Lets say: $G=\text{Graham's Number}$.
And:
$$
\begin{align*}
\alpha_1&=G\uparrow^G G, \\
\alpha_2&=\alpha_1\uparrow^{\alpha_1} \alpha_1 \\
&\vdots\\
\beta_1 &= \alpha_G\uparrow^{\alpha_G}\alpha_G \\
\beta_2 &= \beta_1 \uparrow^{\beta_1 }\beta_1 \\
\beta_n &= \beta_{n-1} \uparrow^{\beta_{n-1} }\beta_{n-1}
\end{align*}
$$
Then:
is $\beta_{\beta_G}$ still smaller then $TREE(3)$?

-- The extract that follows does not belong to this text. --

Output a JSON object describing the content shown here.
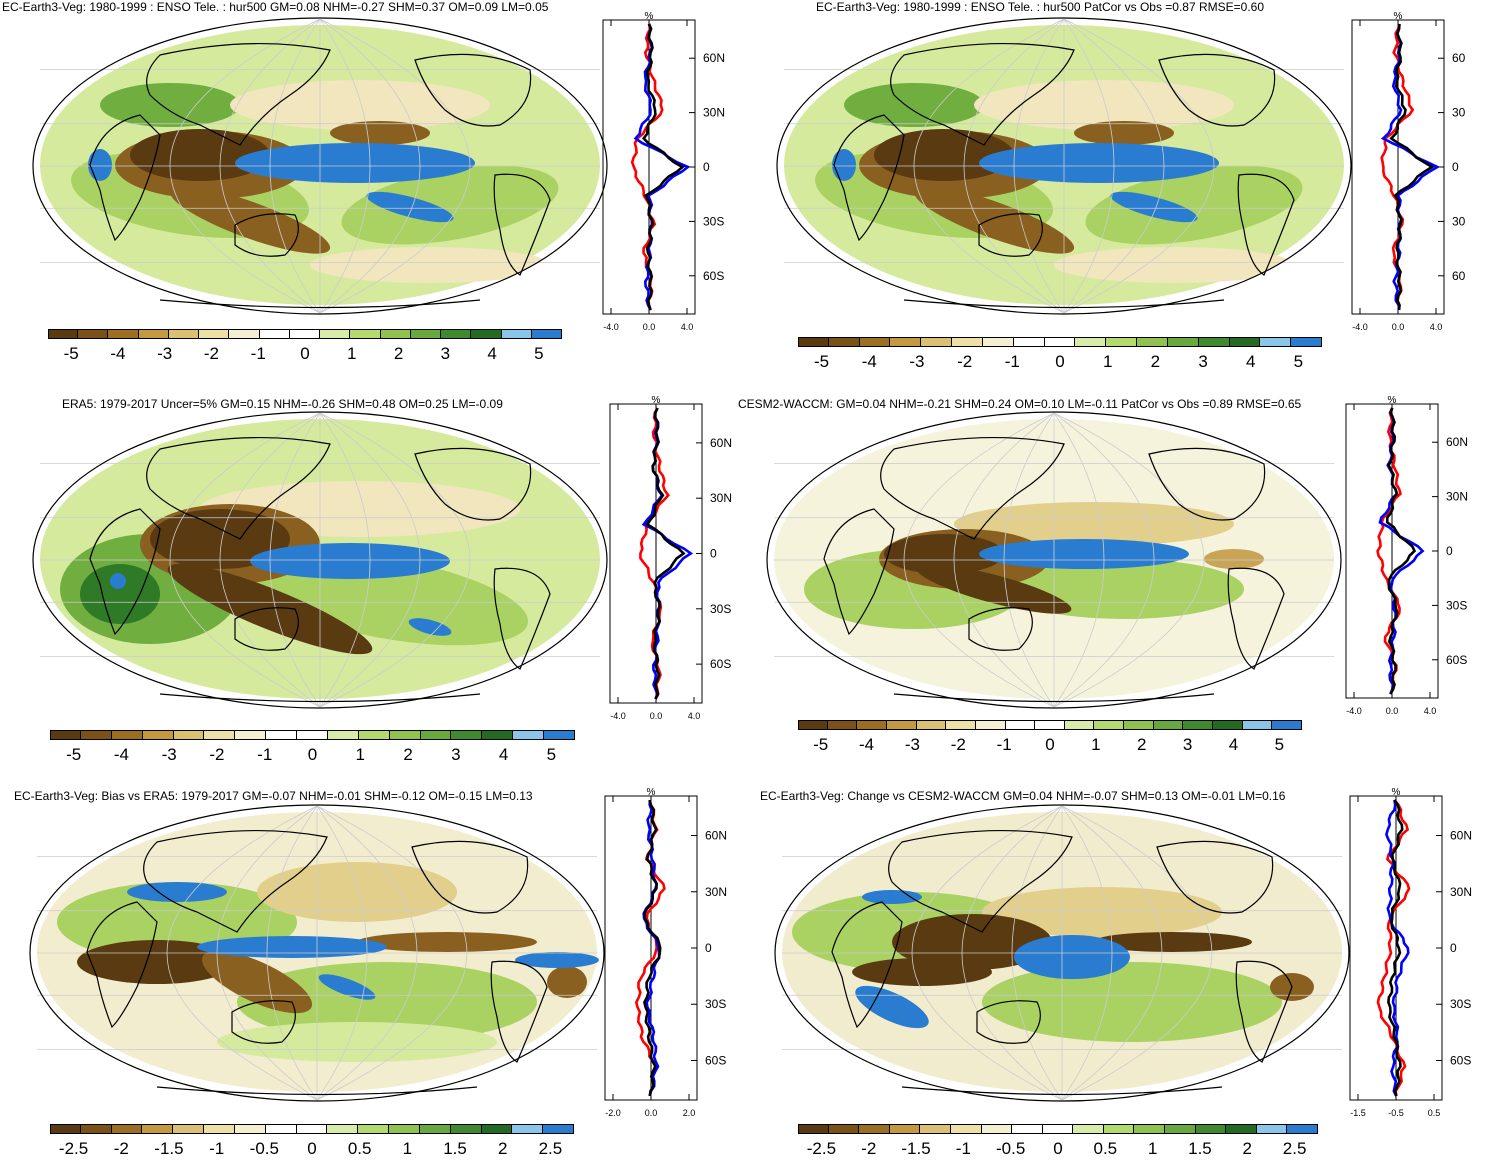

$a\uparrow^nb$ is Knuth's up-arrow notation
Thank you!!
Best Answer
This is much much smaller than $\operatorname{TREE}(3)$. To give you a rough taste, $G\approx f_{\omega+1}(64)$, and every application of $n\mapsto n\uparrow^nn$ only increases the inner argument by $1$, so $\alpha_n\approx f_{\omega+1}(64+n)$ and $\beta_n\approx f_{\omega+1}(64+G+n)\approx f_{\omega+1}(f_{\omega+1}(64)+64+n)$.

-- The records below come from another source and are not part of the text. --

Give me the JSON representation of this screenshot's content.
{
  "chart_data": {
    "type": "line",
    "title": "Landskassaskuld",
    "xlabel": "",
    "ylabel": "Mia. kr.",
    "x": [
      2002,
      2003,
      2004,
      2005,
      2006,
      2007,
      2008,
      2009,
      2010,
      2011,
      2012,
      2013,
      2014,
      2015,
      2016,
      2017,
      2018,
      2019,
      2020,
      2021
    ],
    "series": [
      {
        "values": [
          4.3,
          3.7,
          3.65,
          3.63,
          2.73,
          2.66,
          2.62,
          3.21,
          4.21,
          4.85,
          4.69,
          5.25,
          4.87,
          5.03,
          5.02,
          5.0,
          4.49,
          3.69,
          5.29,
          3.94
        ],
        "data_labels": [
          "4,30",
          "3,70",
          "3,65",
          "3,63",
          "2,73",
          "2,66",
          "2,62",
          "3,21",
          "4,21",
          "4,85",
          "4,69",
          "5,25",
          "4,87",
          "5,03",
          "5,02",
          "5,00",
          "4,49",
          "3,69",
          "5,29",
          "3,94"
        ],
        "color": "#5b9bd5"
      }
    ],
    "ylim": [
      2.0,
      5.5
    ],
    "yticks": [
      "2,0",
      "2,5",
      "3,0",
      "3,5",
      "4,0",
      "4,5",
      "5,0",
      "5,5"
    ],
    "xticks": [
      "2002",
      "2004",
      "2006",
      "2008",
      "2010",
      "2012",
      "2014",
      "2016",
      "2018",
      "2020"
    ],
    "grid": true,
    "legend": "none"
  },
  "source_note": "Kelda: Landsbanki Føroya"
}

On the other hand, we have $f_{\omega+2}(n)=\overbrace{f_{\omega+1}(f_{\omega+1}(f_{\omega+1}(\dots f_{\omega+1}(}^nn)\dots)))$, so already $f_{\omega+2}(4)>\beta_{\beta_G}$.
In general,
$$f_{\alpha+1}(n)=\overbrace{f_\alpha(f_\alpha(f_\alpha(\dots f_\alpha(}^nn)\dots)))$$
so we likely have $f_{\omega+3}(3)=f_{\omega+2}(f_{\omega+2}(f_{\omega+2}(3)))$ to be much greater than your number.
On the other hand, $\operatorname{TREE}(n)\gtrapprox f_{\vartheta(\Omega^\omega\omega)}(n)$, which is significantly larger.

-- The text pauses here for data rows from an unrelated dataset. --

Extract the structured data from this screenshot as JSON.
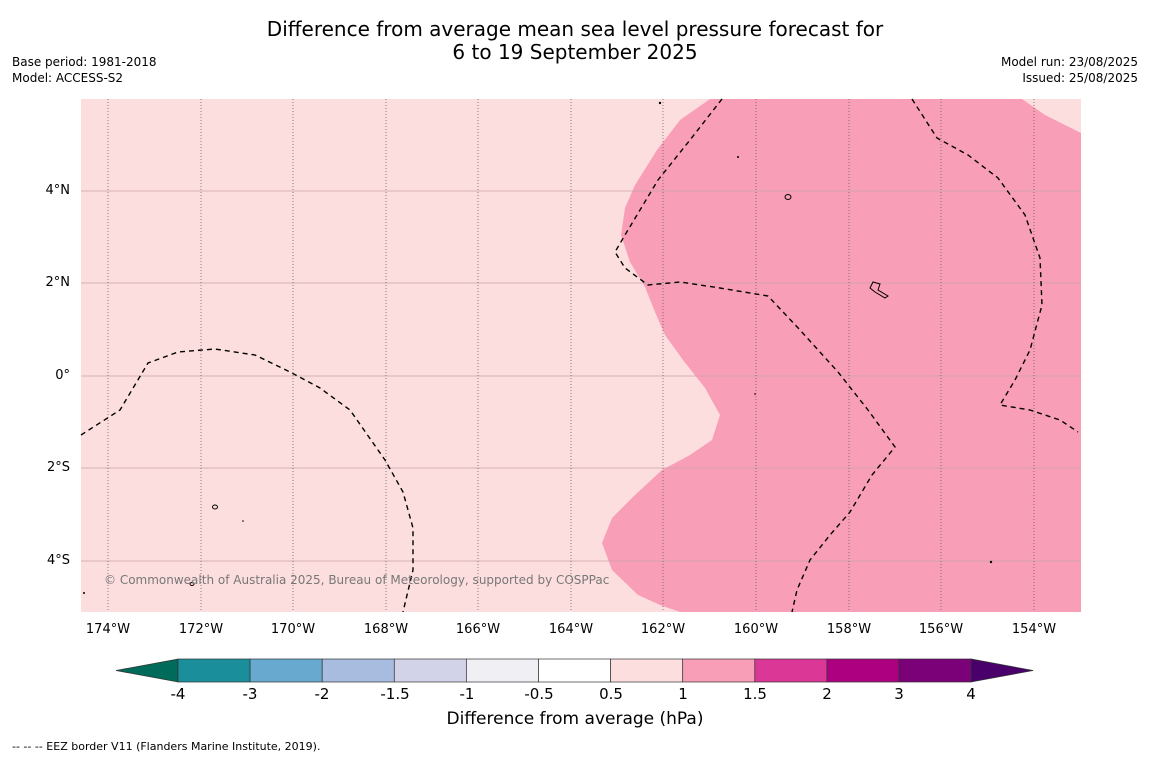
{
  "title": {
    "line1": "Difference from average mean sea level pressure forecast for",
    "line2": "6 to 19 September 2025"
  },
  "meta_left": {
    "base_period": "Base period: 1981-2018",
    "model": "Model: ACCESS-S2"
  },
  "meta_right": {
    "model_run": "Model run: 23/08/2025",
    "issued": "Issued: 25/08/2025"
  },
  "copyright": "© Commonwealth of Australia 2025, Bureau of Meteorology, supported by COSPPac",
  "map": {
    "lat_labels": [
      "4°N",
      "2°N",
      "0°",
      "2°S",
      "4°S"
    ],
    "lon_labels": [
      "174°W",
      "172°W",
      "170°W",
      "168°W",
      "166°W",
      "164°W",
      "162°W",
      "160°W",
      "158°W",
      "156°W",
      "154°W"
    ],
    "region_colors": {
      "light": "#fddede",
      "medium": "#f99eb7"
    }
  },
  "colorbar": {
    "labels": [
      "-4",
      "-3",
      "-2",
      "-1.5",
      "-1",
      "-0.5",
      "0.5",
      "1",
      "1.5",
      "2",
      "3",
      "4"
    ],
    "colors": [
      "#006a5b",
      "#1a8f9b",
      "#68a9d0",
      "#a8bcdf",
      "#d2d3e9",
      "#f0eff3",
      "#ffffff",
      "#fddede",
      "#f99eb7",
      "#db3797",
      "#ad0080",
      "#7a0177",
      "#49006a"
    ],
    "title": "Difference from average (hPa)"
  },
  "footnote": "--  --  -- EEZ border V11 (Flanders Marine Institute, 2019)."
}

As a brief explanation of the fast growing hierarchy for a few more ordinals, we have
$$f_0(n)=n+1\\f_1(n)=2n\\f_2(n)=n2^n\\f_k(n)\gtrapprox2\uparrow^{k-1}n\\f_\omega(n)=f_n(n)\approx n\uparrow^nn\\f_{\omega2}(n)=f_{\omega+n}(n)\\f_{\omega k}(n)=f_{\omega(k-1)+n}(n)\\f_{\omega^2}(n)=f_{\omega n}(n)\\\vdots$$
In comparison, $\vartheta(\Omega^\omega\omega)\gg\omega^{\omega^{\omega^{.^{.^.}}}}\gg\omega^\omega\gg\omega^2$, which isn't anywhere near close to a good approximation to $\vartheta(\Omega^\omega\omega)$, which should tell you how frightening large this is.
For some introductions to the fast growing hierarchy, I recommend watching David Metzler's videos or Giroux Studio's videos, and checking out my chatroom.